На Никиту, который прежде нравился ей, она смотрела поджимая губы, говорила с ним, как с приказчиком, которого подозревают в чем-то нечестном, и предупреждала дочь:
— Ты смотри, не очень привечай его, горбатые — хитрые.
Не один раз Наталья хотела пожаловаться матери на мужа за то, что он не верит ей и велел горбуну сторожить ее, но всегда что-то мешало Наталье говорить об этом.
Но всего хуже, когда мать, тоже обеспокоенная тем, что Наталья не может родить мальчика, расспрашивает ее о ночных делах с мужем, расспрашивает бесстыдно, неприкрыто, ее влажные глаза, улыбаясь, щурятся, пониженный голос мурлыкает, любопытство ее тяжело волнует, и Наталья рада слышать вопрос свекра:
— Сватья, — лошадь запрячь?
— Я бы лучше пешочком прошлась.
— Ладно; я тебя провожу.
Муж задумчиво говорит:
— Умный человек теща; ловко она отца держит. При ней он мягче с нами. Ей бы дом свой продать да к нам перебраться.

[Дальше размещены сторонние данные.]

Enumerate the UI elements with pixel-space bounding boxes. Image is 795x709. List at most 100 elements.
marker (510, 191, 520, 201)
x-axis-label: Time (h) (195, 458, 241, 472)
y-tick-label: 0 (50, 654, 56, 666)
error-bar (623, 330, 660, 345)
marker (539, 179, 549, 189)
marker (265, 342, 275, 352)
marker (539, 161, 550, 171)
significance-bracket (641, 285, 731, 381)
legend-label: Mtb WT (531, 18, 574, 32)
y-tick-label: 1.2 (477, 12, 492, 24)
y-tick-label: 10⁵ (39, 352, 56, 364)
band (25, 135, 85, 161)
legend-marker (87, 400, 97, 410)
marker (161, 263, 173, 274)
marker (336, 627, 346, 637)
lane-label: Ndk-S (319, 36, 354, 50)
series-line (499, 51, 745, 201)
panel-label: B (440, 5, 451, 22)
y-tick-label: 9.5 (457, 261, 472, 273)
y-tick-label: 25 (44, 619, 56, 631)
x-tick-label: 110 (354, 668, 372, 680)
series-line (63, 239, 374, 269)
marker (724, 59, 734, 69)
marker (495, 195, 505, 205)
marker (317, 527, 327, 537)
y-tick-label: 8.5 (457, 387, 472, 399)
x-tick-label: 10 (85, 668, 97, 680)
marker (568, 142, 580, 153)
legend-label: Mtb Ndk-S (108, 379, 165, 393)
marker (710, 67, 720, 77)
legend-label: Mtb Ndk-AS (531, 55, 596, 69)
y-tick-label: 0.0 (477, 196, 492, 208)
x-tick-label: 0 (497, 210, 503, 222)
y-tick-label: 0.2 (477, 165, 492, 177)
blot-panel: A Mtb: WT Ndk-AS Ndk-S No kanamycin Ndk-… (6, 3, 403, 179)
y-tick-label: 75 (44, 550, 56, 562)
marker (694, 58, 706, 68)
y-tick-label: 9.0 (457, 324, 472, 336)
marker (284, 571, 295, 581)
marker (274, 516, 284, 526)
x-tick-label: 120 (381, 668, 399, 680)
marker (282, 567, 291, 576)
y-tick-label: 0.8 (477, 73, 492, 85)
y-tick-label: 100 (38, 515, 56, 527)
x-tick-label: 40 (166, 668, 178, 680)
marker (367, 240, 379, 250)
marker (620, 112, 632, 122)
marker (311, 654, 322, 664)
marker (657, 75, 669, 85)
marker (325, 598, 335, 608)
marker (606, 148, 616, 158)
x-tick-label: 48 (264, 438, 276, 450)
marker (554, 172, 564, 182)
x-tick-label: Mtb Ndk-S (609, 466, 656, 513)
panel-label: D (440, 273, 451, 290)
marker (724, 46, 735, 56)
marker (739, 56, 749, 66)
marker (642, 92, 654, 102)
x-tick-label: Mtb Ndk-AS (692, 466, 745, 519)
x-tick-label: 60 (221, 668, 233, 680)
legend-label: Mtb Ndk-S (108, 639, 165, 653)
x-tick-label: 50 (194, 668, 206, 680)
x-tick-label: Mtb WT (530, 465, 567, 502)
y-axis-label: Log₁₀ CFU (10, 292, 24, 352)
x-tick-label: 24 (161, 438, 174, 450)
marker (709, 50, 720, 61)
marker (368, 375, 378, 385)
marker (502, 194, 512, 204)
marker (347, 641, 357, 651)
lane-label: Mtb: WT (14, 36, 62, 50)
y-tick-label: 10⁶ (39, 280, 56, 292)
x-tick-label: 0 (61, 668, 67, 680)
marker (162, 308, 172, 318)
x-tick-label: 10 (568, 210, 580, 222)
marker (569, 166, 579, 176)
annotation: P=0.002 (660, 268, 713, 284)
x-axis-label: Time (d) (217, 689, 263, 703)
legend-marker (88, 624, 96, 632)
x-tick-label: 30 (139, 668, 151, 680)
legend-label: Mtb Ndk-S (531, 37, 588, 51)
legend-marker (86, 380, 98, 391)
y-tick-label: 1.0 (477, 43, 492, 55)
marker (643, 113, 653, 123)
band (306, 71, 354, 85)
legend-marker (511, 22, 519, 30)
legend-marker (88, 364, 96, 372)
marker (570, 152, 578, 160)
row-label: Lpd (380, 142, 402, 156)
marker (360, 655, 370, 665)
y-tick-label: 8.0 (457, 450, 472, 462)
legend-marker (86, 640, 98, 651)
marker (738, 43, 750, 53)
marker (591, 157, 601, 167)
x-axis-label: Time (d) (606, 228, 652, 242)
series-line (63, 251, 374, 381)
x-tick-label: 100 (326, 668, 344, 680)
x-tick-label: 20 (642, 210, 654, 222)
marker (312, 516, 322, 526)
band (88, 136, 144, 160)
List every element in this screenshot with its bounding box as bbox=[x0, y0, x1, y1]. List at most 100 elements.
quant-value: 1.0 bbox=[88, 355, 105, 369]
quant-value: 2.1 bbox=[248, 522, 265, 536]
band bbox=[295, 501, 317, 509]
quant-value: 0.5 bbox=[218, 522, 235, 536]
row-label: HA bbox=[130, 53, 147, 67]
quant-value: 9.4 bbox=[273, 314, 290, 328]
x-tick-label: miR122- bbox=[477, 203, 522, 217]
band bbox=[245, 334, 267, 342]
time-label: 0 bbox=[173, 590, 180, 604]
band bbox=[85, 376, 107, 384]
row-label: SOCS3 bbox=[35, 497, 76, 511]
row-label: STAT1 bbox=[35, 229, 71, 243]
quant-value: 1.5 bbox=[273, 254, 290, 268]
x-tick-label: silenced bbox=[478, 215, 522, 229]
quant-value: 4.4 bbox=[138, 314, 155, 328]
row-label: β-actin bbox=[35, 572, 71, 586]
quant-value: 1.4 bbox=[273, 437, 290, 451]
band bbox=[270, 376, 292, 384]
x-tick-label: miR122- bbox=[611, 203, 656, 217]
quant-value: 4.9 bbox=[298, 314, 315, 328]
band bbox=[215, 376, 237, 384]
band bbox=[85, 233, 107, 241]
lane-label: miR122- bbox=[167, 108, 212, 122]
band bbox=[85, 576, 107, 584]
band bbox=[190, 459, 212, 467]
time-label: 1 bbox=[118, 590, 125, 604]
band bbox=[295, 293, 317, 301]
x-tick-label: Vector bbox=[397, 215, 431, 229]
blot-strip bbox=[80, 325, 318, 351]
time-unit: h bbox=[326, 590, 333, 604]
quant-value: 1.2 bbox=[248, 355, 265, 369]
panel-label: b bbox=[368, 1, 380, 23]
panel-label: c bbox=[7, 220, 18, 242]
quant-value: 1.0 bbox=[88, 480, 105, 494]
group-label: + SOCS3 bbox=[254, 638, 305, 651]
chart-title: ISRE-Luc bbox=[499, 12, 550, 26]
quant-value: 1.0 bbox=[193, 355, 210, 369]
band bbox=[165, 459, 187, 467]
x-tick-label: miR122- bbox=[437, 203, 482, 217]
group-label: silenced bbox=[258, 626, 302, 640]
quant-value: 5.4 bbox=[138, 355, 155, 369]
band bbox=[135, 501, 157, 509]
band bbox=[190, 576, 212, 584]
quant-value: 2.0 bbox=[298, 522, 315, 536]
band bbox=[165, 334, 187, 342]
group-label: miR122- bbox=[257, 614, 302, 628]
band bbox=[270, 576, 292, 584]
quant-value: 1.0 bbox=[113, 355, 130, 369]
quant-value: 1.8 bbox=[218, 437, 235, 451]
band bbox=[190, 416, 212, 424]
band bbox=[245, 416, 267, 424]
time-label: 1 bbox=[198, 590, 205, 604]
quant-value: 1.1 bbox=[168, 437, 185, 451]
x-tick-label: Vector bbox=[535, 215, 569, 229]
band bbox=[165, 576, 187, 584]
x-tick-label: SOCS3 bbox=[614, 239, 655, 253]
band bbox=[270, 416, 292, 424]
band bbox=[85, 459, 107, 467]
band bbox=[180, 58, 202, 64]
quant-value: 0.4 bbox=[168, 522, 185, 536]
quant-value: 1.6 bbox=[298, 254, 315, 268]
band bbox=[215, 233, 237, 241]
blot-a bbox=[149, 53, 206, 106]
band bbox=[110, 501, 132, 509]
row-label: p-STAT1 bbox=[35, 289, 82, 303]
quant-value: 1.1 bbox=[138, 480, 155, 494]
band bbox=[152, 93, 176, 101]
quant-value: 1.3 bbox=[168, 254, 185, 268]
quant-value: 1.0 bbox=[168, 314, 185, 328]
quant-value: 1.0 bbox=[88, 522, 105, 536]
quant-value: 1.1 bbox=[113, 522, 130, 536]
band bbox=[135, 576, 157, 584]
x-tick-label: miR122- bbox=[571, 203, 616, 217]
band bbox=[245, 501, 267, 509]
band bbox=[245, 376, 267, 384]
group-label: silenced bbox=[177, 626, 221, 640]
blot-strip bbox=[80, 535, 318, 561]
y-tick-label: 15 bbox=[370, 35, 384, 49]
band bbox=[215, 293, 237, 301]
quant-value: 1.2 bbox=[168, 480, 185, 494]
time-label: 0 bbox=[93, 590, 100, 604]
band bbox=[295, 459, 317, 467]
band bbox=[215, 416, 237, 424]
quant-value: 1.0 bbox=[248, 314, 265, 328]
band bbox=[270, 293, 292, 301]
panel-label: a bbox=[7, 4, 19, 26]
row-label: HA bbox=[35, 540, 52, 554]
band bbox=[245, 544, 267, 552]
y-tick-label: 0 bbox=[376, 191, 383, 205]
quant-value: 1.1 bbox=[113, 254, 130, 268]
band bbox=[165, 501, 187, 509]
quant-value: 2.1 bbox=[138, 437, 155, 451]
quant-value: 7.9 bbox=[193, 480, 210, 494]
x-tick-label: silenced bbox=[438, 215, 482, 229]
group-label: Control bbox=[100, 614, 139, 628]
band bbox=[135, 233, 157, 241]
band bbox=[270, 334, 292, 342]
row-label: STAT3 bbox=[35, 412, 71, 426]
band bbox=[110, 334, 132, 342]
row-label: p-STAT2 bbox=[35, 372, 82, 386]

«Не надо этого», — хочет сказать Наталья, но — не смеет и еще больше обижается на мать за то, что та любима и счастлива.
Сидя у окна в сад или в саду с шитьем в руках, она слышит отрывки беседы Тихона с Никитой, они возятся за ягодником у бани, и, сквозь мягкий шумок фабрики, просачиваются спокойные слова дворника:
— Скука — от людей; скучатся они в кучу, и начинается скука.
«Как верно!» — думает Наталья, но приятный голос Никиты увещевает:
— Заговариваешься ты. А — хороводы, игры? Без людей — веселья нет.
«И это верно», — удивляясь, соглашается женщина.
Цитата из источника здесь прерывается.